The Rhythm Section
Mark Burnell
Contributed by Elene Blackwelder
Chapter 5
Summary

Stephanie suffers through a bout of influenza, which was characterized by fever and vomiting. Proctor nurses her back to health and she recovers after five days. Upon her recovery, she discovers the files containing the details of the plane crash. There is a schematic of the plane that Proctor uses to explain to her how the explosion, which blew a hole in the fuselage, led to the plane’s steep descent and, ultimately, the deaths of all the passengers. Despite this, the investigating team had indicated that the cause of the plane crash was inconclusive. Furthermore, there was a possibility that the FBI had failed to stop the incident before it happened after having received two warnings of a possible terrorist attack. Stephanie analyzes the passenger manifest and finds the seats that her parents and two siblings had been assigned.

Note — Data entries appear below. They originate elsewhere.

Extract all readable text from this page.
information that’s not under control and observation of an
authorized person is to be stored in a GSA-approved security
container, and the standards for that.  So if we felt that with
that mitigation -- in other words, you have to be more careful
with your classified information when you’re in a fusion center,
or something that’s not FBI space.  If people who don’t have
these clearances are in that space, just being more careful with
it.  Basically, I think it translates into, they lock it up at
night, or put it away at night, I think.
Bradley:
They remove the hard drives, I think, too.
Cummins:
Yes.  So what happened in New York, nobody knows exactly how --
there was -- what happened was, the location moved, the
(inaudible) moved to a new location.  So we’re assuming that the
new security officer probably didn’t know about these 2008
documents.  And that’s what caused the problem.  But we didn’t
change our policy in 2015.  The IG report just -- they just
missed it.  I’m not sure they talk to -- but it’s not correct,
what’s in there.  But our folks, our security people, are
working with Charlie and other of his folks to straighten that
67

She, too, was meant to be on that flight, but she had refused to travel with her controlling parents. Therefore, the seat intended for her had been assigned to another passenger. Although she is remorseful for the death of the passenger that was assigned to her seat, Proctor assures her that the passenger would still have boarded the plane if Stephanie had sat next to her parents during the flight.

Analysis

Stephanie’s influenza is metaphorically used by the author to represent the heroin withdrawals she experiences, alluding to her addictive habit in the previous chapter. This is also emphasized by her insistence not to accept medical care when Proctor offers to call a doctor, indicating that she is in denial. Proctor is portrayed as a supportive and caring character as he nurses her back to health. He even asks her to sleep on his bed while he takes the couch (Burnell, 40). His kindness earns him Stephanie’s trust, which she affirms when she says “[t]here was no chaos around him and, she suspected, none inside him, either” (Burnell, 40). This statement emphasizes the contrast between the male characters she had known as a prostitute and Proctor, who was cordial. Furthermore, this chapter reveals the evidence backing Proctor’s theory that the plane crash was caused by an explosion. Together, with the testimonial of an MI5 agent, Stephanie is convinced that her parents and siblings have been the victims of a terror attack. Although terror attacks usually target high profile individuals, the plane only had a congressman, a diplomat, a Swiss surgeon, and a prominent businessman — all of which that were less likely to be the potential targets (Burnell, 42). She further concludes that her family died as collateral damage when she says “…her family didn’t merit consideration. They were simply there to make up the numbers” (Burnell, 42).